Lead author Dr. Stephen Waite of SUNY Downstate Medical Center in Brooklyn, NY, said the idea of the study was to make a scientifically based rebuttal to a 2020 lawsuit in which a plaintiff attorney argued that a radiologist missed a subdural hematoma in a 64-year-old patient because he viewed each image of a CT scan in less than half a second.

The lawyer alleged that the radiologist was lax in his duty and did not spend enough time per image -- and used this argument to negotiate a larger settlement.

"We thought it would be an opportune time to discuss the relationship between speed, accuracy, and fatigue as it relates to performance in radiology," Waite told AuntMinnie.com.

In their review and analysis, the authors focused on the details of the case. The plaintiff's lawyer cited evidence based on subpoenaed keystroke data that the subdural hematoma was missed because the radiologist spent a total of six minutes and 27 seconds reading a CT exam of the head and cervical spine.

By their calculations, this time estimation was simply wrong, the authors found.

In a 2019 study, researchers found that private practice radiologists generate between 13,000 and 15,000 relative value units (RVUs) per year.

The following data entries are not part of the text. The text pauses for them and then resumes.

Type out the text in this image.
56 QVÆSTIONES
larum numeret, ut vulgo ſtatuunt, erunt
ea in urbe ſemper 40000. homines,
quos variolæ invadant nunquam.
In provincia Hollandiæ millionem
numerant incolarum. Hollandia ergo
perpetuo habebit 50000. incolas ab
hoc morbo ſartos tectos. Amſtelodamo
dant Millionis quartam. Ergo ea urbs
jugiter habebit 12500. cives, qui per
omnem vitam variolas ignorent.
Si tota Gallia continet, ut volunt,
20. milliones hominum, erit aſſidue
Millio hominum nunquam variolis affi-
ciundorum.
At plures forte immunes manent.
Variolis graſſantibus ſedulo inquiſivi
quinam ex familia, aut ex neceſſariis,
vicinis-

Given 261 working (nonweekend) days in 2021, and assuming eight weeks of vacation, radiologists would have to generate 63 RVUs per day to achieve 14,000 RVUs per year.

Assuming that a CT scan of the abdomen and pelvis generates 1.82 RVUs, this amounts to approximately 34 scans per day, the authors wrote.

In another study, researchers reported that the average CT exam contains 679 images. By using this figure for the average number of images per exam and a seven-hour workday (assuming a standard eight-hour workday including a one-hour lunch break), this leaves 1.1 seconds for radiologists to look at each image.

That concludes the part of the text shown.